Hello,
I am quite new to RL and have been following the DQN tutorial
(https://pytorch.org/tutorials/intermediate/reinforcement_q_learning.html)
trying to adapt it to the Bao board game:
- the environment accepts any opponent but for now I am using a random opponent
- board is 4x12, with the bottom two rows being the player’s side
I have been training it but sometimes it gets stuck at a learning loop. It doesn’t get progressively slower, it just randomly stops.
When terminating it, I can see that it terminated at the following function:
def allowed_actions_mask(state):
my_status = state[:, 2:, :] # bottom two lines are my part of the board
action_mask = torch.zeros(my_status.shape, dtype=bool, device=my_status.device)
normal_game = (torch.amax(my_status, dim=(1,2)) > 1)
action_mask[normal_game, :] = (my_status[normal_game, :] > 1)

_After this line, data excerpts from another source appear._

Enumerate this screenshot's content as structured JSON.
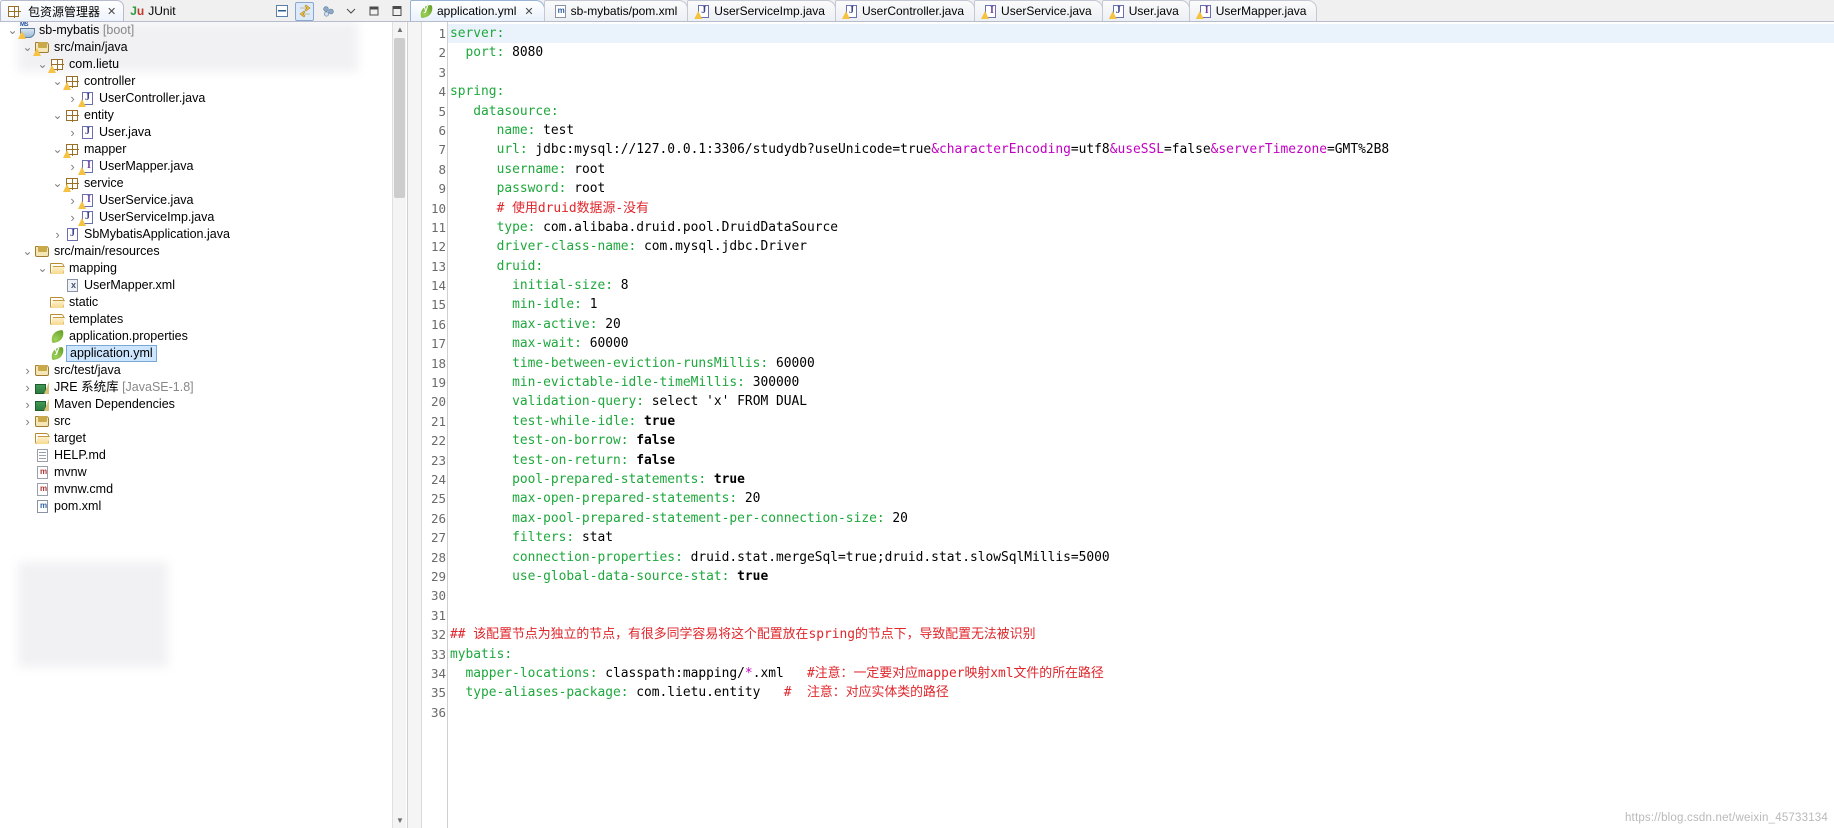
{
  "left_panel": {
    "tabs": [
      {
        "label": "包资源管理器",
        "icon": "package-explorer-icon",
        "active": true,
        "closable": true
      },
      {
        "label": "JUnit",
        "icon": "junit-icon",
        "active": false,
        "closable": false
      }
    ],
    "toolbar": [
      {
        "name": "collapse-all-icon",
        "selected": false
      },
      {
        "name": "link-with-editor-icon",
        "selected": true
      },
      {
        "name": "view-menu-icon",
        "selected": false
      },
      {
        "name": "chevron-down-icon",
        "selected": false
      },
      {
        "name": "minimize-icon",
        "selected": false
      },
      {
        "name": "maximize-icon",
        "selected": false
      }
    ],
    "tree": [
      {
        "indent": 0,
        "arrow": "open",
        "icon": "project-icon",
        "label": "sb-mybatis",
        "suffix": " [boot]",
        "warn": true,
        "selected": false
      },
      {
        "indent": 1,
        "arrow": "open",
        "icon": "source-folder-icon",
        "label": "src/main/java",
        "suffix": "",
        "warn": true,
        "selected": false
      },
      {
        "indent": 2,
        "arrow": "open",
        "icon": "package-icon",
        "label": "com.lietu",
        "suffix": "",
        "warn": true,
        "selected": false
      },
      {
        "indent": 3,
        "arrow": "open",
        "icon": "package-icon",
        "label": "controller",
        "suffix": "",
        "warn": true,
        "selected": false
      },
      {
        "indent": 4,
        "arrow": "closed",
        "icon": "java-class-icon",
        "label": "UserController.java",
        "suffix": "",
        "warn": true,
        "selected": false
      },
      {
        "indent": 3,
        "arrow": "open",
        "icon": "package-icon",
        "label": "entity",
        "suffix": "",
        "warn": false,
        "selected": false
      },
      {
        "indent": 4,
        "arrow": "closed",
        "icon": "java-class-icon",
        "label": "User.java",
        "suffix": "",
        "warn": false,
        "selected": false
      },
      {
        "indent": 3,
        "arrow": "open",
        "icon": "package-icon",
        "label": "mapper",
        "suffix": "",
        "warn": true,
        "selected": false
      },
      {
        "indent": 4,
        "arrow": "closed",
        "icon": "java-interface-icon",
        "label": "UserMapper.java",
        "suffix": "",
        "warn": true,
        "selected": false
      },
      {
        "indent": 3,
        "arrow": "open",
        "icon": "package-icon",
        "label": "service",
        "suffix": "",
        "warn": true,
        "selected": false
      },
      {
        "indent": 4,
        "arrow": "closed",
        "icon": "java-interface-icon",
        "label": "UserService.java",
        "suffix": "",
        "warn": true,
        "selected": false
      },
      {
        "indent": 4,
        "arrow": "closed",
        "icon": "java-class-icon",
        "label": "UserServiceImp.java",
        "suffix": "",
        "warn": true,
        "selected": false
      },
      {
        "indent": 3,
        "arrow": "closed",
        "icon": "java-class-icon",
        "label": "SbMybatisApplication.java",
        "suffix": "",
        "warn": false,
        "selected": false
      },
      {
        "indent": 1,
        "arrow": "open",
        "icon": "source-folder-icon",
        "label": "src/main/resources",
        "suffix": "",
        "warn": false,
        "selected": false
      },
      {
        "indent": 2,
        "arrow": "open",
        "icon": "folder-icon",
        "label": "mapping",
        "suffix": "",
        "warn": false,
        "selected": false
      },
      {
        "indent": 3,
        "arrow": "none",
        "icon": "xml-file-icon",
        "label": "UserMapper.xml",
        "suffix": "",
        "warn": false,
        "selected": false
      },
      {
        "indent": 2,
        "arrow": "none",
        "icon": "folder-icon",
        "label": "static",
        "suffix": "",
        "warn": false,
        "selected": false
      },
      {
        "indent": 2,
        "arrow": "none",
        "icon": "folder-icon",
        "label": "templates",
        "suffix": "",
        "warn": false,
        "selected": false
      },
      {
        "indent": 2,
        "arrow": "none",
        "icon": "properties-file-icon",
        "label": "application.properties",
        "suffix": "",
        "warn": false,
        "selected": false
      },
      {
        "indent": 2,
        "arrow": "none",
        "icon": "yaml-file-icon",
        "label": "application.yml",
        "suffix": "",
        "warn": false,
        "selected": true
      },
      {
        "indent": 1,
        "arrow": "closed",
        "icon": "source-folder-icon",
        "label": "src/test/java",
        "suffix": "",
        "warn": false,
        "selected": false
      },
      {
        "indent": 1,
        "arrow": "closed",
        "icon": "library-icon",
        "label": "JRE 系统库",
        "suffix": " [JavaSE-1.8]",
        "warn": false,
        "selected": false
      },
      {
        "indent": 1,
        "arrow": "closed",
        "icon": "library-icon",
        "label": "Maven Dependencies",
        "suffix": "",
        "warn": false,
        "selected": false
      },
      {
        "indent": 1,
        "arrow": "closed",
        "icon": "source-folder-icon",
        "label": "src",
        "suffix": "",
        "warn": false,
        "selected": false
      },
      {
        "indent": 1,
        "arrow": "none",
        "icon": "folder-icon",
        "label": "target",
        "suffix": "",
        "warn": false,
        "selected": false
      },
      {
        "indent": 1,
        "arrow": "none",
        "icon": "markdown-file-icon",
        "label": "HELP.md",
        "suffix": "",
        "warn": false,
        "selected": false
      },
      {
        "indent": 1,
        "arrow": "none",
        "icon": "maven-wrapper-icon",
        "label": "mvnw",
        "suffix": "",
        "warn": false,
        "selected": false
      },
      {
        "indent": 1,
        "arrow": "none",
        "icon": "maven-wrapper-icon",
        "label": "mvnw.cmd",
        "suffix": "",
        "warn": false,
        "selected": false
      },
      {
        "indent": 1,
        "arrow": "none",
        "icon": "pom-file-icon",
        "label": "pom.xml",
        "suffix": "",
        "warn": false,
        "selected": false
      }
    ]
  },
  "editor": {
    "tabs": [
      {
        "label": "application.yml",
        "icon": "yaml-file-icon",
        "active": true,
        "closable": true
      },
      {
        "label": "sb-mybatis/pom.xml",
        "icon": "pom-file-icon",
        "active": false,
        "closable": false
      },
      {
        "label": "UserServiceImp.java",
        "icon": "java-class-icon",
        "active": false,
        "closable": false
      },
      {
        "label": "UserController.java",
        "icon": "java-class-icon",
        "active": false,
        "closable": false
      },
      {
        "label": "UserService.java",
        "icon": "java-interface-icon",
        "active": false,
        "closable": false
      },
      {
        "label": "User.java",
        "icon": "java-class-icon",
        "active": false,
        "closable": false
      },
      {
        "label": "UserMapper.java",
        "icon": "java-interface-icon",
        "active": false,
        "closable": false
      }
    ],
    "highlighted_line": 1,
    "line_count": 36,
    "lines": [
      {
        "n": 1,
        "segments": [
          {
            "t": "server:",
            "c": "k"
          }
        ]
      },
      {
        "n": 2,
        "segments": [
          {
            "t": "  port: ",
            "c": "k"
          },
          {
            "t": "8080",
            "c": "v"
          }
        ]
      },
      {
        "n": 3,
        "segments": []
      },
      {
        "n": 4,
        "segments": [
          {
            "t": "spring:",
            "c": "k"
          }
        ]
      },
      {
        "n": 5,
        "segments": [
          {
            "t": "   datasource:",
            "c": "k"
          }
        ]
      },
      {
        "n": 6,
        "segments": [
          {
            "t": "      name: ",
            "c": "k"
          },
          {
            "t": "test",
            "c": "v"
          }
        ]
      },
      {
        "n": 7,
        "segments": [
          {
            "t": "      url: ",
            "c": "k"
          },
          {
            "t": "jdbc:mysql://127.0.0.1:3306/studydb?useUnicode=true",
            "c": "v"
          },
          {
            "t": "&characterEncoding",
            "c": "mg"
          },
          {
            "t": "=utf8",
            "c": "v"
          },
          {
            "t": "&useSSL",
            "c": "mg"
          },
          {
            "t": "=false",
            "c": "v"
          },
          {
            "t": "&serverTimezone",
            "c": "mg"
          },
          {
            "t": "=GMT%2B8",
            "c": "v"
          }
        ]
      },
      {
        "n": 8,
        "segments": [
          {
            "t": "      username: ",
            "c": "k"
          },
          {
            "t": "root",
            "c": "v"
          }
        ]
      },
      {
        "n": 9,
        "segments": [
          {
            "t": "      password: ",
            "c": "k"
          },
          {
            "t": "root",
            "c": "v"
          }
        ]
      },
      {
        "n": 10,
        "segments": [
          {
            "t": "      # 使用druid数据源-没有",
            "c": "cm"
          }
        ]
      },
      {
        "n": 11,
        "segments": [
          {
            "t": "      type: ",
            "c": "k"
          },
          {
            "t": "com.alibaba.druid.pool.DruidDataSource",
            "c": "v"
          }
        ]
      },
      {
        "n": 12,
        "segments": [
          {
            "t": "      driver-class-name: ",
            "c": "k"
          },
          {
            "t": "com.mysql.jdbc.Driver",
            "c": "v"
          }
        ]
      },
      {
        "n": 13,
        "segments": [
          {
            "t": "      druid:",
            "c": "k"
          }
        ]
      },
      {
        "n": 14,
        "segments": [
          {
            "t": "        initial-size: ",
            "c": "k"
          },
          {
            "t": "8",
            "c": "v"
          }
        ]
      },
      {
        "n": 15,
        "segments": [
          {
            "t": "        min-idle: ",
            "c": "k"
          },
          {
            "t": "1",
            "c": "v"
          }
        ]
      },
      {
        "n": 16,
        "segments": [
          {
            "t": "        max-active: ",
            "c": "k"
          },
          {
            "t": "20",
            "c": "v"
          }
        ]
      },
      {
        "n": 17,
        "segments": [
          {
            "t": "        max-wait: ",
            "c": "k"
          },
          {
            "t": "60000",
            "c": "v"
          }
        ]
      },
      {
        "n": 18,
        "segments": [
          {
            "t": "        time-between-eviction-runsMillis: ",
            "c": "k"
          },
          {
            "t": "60000",
            "c": "v"
          }
        ]
      },
      {
        "n": 19,
        "segments": [
          {
            "t": "        min-evictable-idle-timeMillis: ",
            "c": "k"
          },
          {
            "t": "300000",
            "c": "v"
          }
        ]
      },
      {
        "n": 20,
        "segments": [
          {
            "t": "        validation-query: ",
            "c": "k"
          },
          {
            "t": "select 'x' FROM DUAL",
            "c": "v"
          }
        ]
      },
      {
        "n": 21,
        "segments": [
          {
            "t": "        test-while-idle: ",
            "c": "k"
          },
          {
            "t": "true",
            "c": "vb"
          }
        ]
      },
      {
        "n": 22,
        "segments": [
          {
            "t": "        test-on-borrow: ",
            "c": "k"
          },
          {
            "t": "false",
            "c": "vb"
          }
        ]
      },
      {
        "n": 23,
        "segments": [
          {
            "t": "        test-on-return: ",
            "c": "k"
          },
          {
            "t": "false",
            "c": "vb"
          }
        ]
      },
      {
        "n": 24,
        "segments": [
          {
            "t": "        pool-prepared-statements: ",
            "c": "k"
          },
          {
            "t": "true",
            "c": "vb"
          }
        ]
      },
      {
        "n": 25,
        "segments": [
          {
            "t": "        max-open-prepared-statements: ",
            "c": "k"
          },
          {
            "t": "20",
            "c": "v"
          }
        ]
      },
      {
        "n": 26,
        "segments": [
          {
            "t": "        max-pool-prepared-statement-per-connection-size: ",
            "c": "k"
          },
          {
            "t": "20",
            "c": "v"
          }
        ]
      },
      {
        "n": 27,
        "segments": [
          {
            "t": "        filters: ",
            "c": "k"
          },
          {
            "t": "stat",
            "c": "v"
          }
        ]
      },
      {
        "n": 28,
        "segments": [
          {
            "t": "        connection-properties: ",
            "c": "k"
          },
          {
            "t": "druid.stat.mergeSql=true;druid.stat.slowSqlMillis=5000",
            "c": "v"
          }
        ]
      },
      {
        "n": 29,
        "segments": [
          {
            "t": "        use-global-data-source-stat: ",
            "c": "k"
          },
          {
            "t": "true",
            "c": "vb"
          }
        ]
      },
      {
        "n": 30,
        "segments": []
      },
      {
        "n": 31,
        "segments": []
      },
      {
        "n": 32,
        "segments": [
          {
            "t": "## 该配置节点为独立的节点，有很多同学容易将这个配置放在spring的节点下，导致配置无法被识别",
            "c": "cm"
          }
        ]
      },
      {
        "n": 33,
        "segments": [
          {
            "t": "mybatis:",
            "c": "k"
          }
        ]
      },
      {
        "n": 34,
        "segments": [
          {
            "t": "  mapper-locations: ",
            "c": "k"
          },
          {
            "t": "classpath:mapping/",
            "c": "v"
          },
          {
            "t": "*",
            "c": "mg"
          },
          {
            "t": ".xml",
            "c": "v"
          },
          {
            "t": "   #注意：一定要对应mapper映射xml文件的所在路径",
            "c": "cm"
          }
        ]
      },
      {
        "n": 35,
        "segments": [
          {
            "t": "  type-aliases-package: ",
            "c": "k"
          },
          {
            "t": "com.lietu.entity",
            "c": "v"
          },
          {
            "t": "   #  注意：对应实体类的路径",
            "c": "cm"
          }
        ]
      },
      {
        "n": 36,
        "segments": []
      }
    ]
  },
  "watermark": "https://blog.csdn.net/weixin_45733134",
  "colors": {
    "yaml_key": "#1ea83c",
    "comment": "#e0262b",
    "param": "#c000c0",
    "selection": "#cde6ff",
    "active_line": "#eaf2fb"
  }
}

action_mask[~normal_game, :] = (my_status[~normal_game, :] > 0)
return action_mask
This is used by masking the result of the Q network as follows:
def forward(self, state):
flattened_state = torch.flatten(state, start_dim=1)
encoded_state = torch.nn.functional.one_hot(flattened_state, num_classes=self.max_stones).float()
prediction = self.net(encoded_state).reshape(-1, 2, self.width)
allowed = self.allowed_actions_mask(state)
prediction[~allowed] = float('-inf')
del allowed, flattened_state, encoded_state
torch.cuda.empty_cache()
return prediction
- Any idea on why learning would be stuck randomly and with no error at a learning step?
- How should I approach debugging it?
I checked GPU utilization and ram and it’s well below maximum usage…
Thanks!